Voltei a treinar uso de ferramentas gráficas em computador, aprendi a desenhar em vários softwares (sessenta e três anos nesse tempo já), fiz centenas de amostras para portifólio, mergulhei no Linkedin, onde passei a importunar diuturnamente meus quase dez mil contatos, espalhei curriculos, cards, links de meus trabalhos pelo mundo todo, atirei pra todos os lados, e repetia pra minha esposa, diante de seu olhar misto de compaixão e revolta com o marido que poderia ter usufruído suas economias e encerrado a carreira, para viajar com ela, pescar (tá, ela não pesca), enfim, evelhecer como todo velho que se preza faz. Mas não, o teimoso woarkahoolic aqui tinha que trabalhar, tinha que ficar inventando coisa. E assim, eu só dizia: tenha paciência! Eu apenas estou sem trabalho (ou clientes, pois quem não tem trabalho, trabalha dez vezes mais), mas não perdi minha capacidade cognitiva, ainda sou o mesmo profissional que rendeu emprego à milhares de pessoas com minhas crições, e acima de tudo, O D-us em Que eu confio, e agora confio ainda mais, tem algo a me dizer, e tem um jardim de esperança guardado pra mim no fim do arco celeste, cuja descrição diz que é um arco da aliança, da promessa, De Quem criou o universo inteiro, então, com certeza,euzinho, velho, fraco, e combalido, estaria guardado em um lugarzinho climatizado do coração de D-s, pois se o AVC não me levou, e o diabetes só me fez mudar a dieta, além de abocanhar a concha diária de remédios, a minha fé só fez crescer, e a paz que eu nem sabia que precisava, me alcançou.

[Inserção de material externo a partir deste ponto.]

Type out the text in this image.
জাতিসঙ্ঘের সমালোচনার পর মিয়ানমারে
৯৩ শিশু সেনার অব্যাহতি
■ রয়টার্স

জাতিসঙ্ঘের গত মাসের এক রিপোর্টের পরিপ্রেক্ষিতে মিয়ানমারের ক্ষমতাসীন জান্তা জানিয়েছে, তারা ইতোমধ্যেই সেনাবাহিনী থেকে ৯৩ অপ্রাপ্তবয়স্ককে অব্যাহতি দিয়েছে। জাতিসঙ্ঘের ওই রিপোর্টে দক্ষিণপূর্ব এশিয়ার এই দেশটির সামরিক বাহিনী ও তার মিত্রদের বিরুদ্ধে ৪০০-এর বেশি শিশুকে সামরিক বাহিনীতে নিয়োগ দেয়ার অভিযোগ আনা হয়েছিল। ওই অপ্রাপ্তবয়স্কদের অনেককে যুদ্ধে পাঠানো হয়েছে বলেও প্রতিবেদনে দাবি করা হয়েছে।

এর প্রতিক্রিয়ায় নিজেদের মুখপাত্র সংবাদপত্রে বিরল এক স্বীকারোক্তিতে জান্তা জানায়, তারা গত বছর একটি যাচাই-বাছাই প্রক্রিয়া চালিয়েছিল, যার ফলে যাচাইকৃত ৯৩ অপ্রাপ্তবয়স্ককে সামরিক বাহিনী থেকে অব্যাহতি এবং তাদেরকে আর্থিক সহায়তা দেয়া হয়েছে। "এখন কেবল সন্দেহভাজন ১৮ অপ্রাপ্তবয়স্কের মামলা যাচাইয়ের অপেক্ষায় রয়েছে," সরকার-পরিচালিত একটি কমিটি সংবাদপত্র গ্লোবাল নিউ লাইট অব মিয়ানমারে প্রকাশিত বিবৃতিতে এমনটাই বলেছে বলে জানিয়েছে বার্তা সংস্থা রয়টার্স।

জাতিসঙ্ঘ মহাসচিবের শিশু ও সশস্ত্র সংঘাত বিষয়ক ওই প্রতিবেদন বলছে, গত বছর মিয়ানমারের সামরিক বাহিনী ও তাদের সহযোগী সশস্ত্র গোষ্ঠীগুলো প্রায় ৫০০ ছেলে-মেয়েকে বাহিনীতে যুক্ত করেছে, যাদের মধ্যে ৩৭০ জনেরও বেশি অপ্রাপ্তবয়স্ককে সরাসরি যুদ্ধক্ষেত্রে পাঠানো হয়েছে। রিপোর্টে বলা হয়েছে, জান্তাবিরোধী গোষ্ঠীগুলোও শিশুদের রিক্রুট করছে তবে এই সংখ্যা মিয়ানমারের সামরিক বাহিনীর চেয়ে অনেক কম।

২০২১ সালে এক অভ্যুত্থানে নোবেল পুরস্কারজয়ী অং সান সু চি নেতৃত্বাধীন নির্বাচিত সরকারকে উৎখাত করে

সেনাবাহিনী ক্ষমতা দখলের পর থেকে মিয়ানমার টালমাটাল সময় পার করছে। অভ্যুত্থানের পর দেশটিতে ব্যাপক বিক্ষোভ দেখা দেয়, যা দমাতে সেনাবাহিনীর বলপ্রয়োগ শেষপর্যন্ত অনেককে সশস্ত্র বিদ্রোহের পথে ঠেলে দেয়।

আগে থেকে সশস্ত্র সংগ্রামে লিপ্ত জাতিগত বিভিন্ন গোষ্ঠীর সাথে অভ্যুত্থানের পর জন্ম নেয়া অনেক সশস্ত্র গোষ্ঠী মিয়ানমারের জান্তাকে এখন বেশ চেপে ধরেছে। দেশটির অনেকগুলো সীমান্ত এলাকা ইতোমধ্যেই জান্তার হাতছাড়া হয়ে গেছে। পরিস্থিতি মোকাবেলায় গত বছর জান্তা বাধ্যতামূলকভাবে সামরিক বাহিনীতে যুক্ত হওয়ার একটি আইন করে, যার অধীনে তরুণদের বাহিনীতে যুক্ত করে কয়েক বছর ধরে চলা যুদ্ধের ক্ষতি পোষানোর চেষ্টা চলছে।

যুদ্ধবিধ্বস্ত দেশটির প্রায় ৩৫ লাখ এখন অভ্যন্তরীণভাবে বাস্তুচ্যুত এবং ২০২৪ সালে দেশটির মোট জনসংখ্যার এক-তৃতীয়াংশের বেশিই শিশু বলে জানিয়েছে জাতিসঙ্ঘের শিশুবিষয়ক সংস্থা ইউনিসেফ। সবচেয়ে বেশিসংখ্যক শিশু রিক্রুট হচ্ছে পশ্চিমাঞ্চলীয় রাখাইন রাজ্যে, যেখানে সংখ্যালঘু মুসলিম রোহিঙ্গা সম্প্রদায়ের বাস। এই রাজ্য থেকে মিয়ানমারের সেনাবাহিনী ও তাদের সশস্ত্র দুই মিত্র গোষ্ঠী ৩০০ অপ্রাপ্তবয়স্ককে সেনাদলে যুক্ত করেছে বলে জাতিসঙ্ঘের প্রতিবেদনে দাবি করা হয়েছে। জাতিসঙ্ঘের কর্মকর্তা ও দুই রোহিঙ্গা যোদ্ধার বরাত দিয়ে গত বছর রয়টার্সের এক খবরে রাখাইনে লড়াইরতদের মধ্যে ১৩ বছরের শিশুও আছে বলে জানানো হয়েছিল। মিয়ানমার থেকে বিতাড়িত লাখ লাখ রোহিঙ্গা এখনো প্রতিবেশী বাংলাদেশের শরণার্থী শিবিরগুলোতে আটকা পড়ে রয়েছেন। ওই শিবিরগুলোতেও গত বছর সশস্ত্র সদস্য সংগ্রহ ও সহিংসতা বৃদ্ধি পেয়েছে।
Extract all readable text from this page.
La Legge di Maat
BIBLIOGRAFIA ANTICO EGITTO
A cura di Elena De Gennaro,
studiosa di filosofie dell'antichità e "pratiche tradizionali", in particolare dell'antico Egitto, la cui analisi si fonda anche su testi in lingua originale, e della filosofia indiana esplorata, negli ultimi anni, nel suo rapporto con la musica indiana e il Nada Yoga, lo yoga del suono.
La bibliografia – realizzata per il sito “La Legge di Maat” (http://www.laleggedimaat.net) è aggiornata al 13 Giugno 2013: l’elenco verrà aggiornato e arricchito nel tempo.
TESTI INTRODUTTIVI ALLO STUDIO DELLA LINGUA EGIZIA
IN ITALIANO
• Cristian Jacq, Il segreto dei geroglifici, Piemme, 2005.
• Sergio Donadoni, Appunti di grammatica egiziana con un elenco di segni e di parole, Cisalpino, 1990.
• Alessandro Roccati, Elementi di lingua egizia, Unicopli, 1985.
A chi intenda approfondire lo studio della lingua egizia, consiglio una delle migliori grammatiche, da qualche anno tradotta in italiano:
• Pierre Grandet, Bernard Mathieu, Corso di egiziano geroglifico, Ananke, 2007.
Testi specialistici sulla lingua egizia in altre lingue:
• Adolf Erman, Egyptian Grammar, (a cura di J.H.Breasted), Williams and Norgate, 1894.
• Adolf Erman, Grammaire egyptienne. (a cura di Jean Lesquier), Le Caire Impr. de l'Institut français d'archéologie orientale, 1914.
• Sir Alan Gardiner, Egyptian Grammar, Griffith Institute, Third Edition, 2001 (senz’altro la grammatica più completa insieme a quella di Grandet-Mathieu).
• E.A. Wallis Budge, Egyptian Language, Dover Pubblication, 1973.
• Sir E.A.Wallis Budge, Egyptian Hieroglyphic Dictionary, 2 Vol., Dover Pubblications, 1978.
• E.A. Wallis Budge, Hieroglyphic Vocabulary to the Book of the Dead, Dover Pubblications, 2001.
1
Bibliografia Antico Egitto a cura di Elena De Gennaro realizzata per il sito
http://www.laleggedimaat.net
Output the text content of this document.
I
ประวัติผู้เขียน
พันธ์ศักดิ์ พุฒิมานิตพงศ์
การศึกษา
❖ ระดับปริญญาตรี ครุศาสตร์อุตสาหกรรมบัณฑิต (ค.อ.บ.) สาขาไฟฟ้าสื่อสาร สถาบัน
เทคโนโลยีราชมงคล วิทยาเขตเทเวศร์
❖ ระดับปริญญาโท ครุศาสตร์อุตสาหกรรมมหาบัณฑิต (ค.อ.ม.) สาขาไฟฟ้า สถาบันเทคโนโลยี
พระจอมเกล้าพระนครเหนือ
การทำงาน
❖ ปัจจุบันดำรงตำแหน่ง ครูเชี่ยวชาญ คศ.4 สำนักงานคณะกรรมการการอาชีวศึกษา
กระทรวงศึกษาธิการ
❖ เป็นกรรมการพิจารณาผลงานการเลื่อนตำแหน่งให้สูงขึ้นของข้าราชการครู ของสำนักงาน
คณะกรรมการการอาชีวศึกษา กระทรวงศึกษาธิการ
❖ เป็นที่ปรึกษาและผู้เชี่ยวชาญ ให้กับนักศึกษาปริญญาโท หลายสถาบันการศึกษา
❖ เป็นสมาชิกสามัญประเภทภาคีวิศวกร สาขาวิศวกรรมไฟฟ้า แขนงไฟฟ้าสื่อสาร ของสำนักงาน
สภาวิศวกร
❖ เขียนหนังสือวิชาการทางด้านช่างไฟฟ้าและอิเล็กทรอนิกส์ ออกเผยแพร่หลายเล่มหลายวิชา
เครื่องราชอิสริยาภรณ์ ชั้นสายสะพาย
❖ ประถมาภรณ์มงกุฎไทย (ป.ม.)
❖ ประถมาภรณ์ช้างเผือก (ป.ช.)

Pensei muitas vezes em relatar esse testemunho, mas seria cedo demais, porque havia um conjunto de vitórias a ser alcançado, e eu precisava correr sem descanso, exceto aos sábados, e também porque testemunho apenas de esperança pode cair no descrédito, então esperei, e hoje eu dou o testemunho que faltava: D-us venceu por mim. Estou de volta ao mercado. Estou recebendo bons contratos, e não perdi minha criatividade, antes pelo contrário, acrescentei minha experiência ao testemunho. Sou novamente um Desenhista, e não apenas digital, pois para lembrar para que servem as mãos, estou desenhando em bico de pena com nankin, ao modo medieval, por puro prazer. Estes desenhos nem estão á venda. Serão meu legado para meus filhos.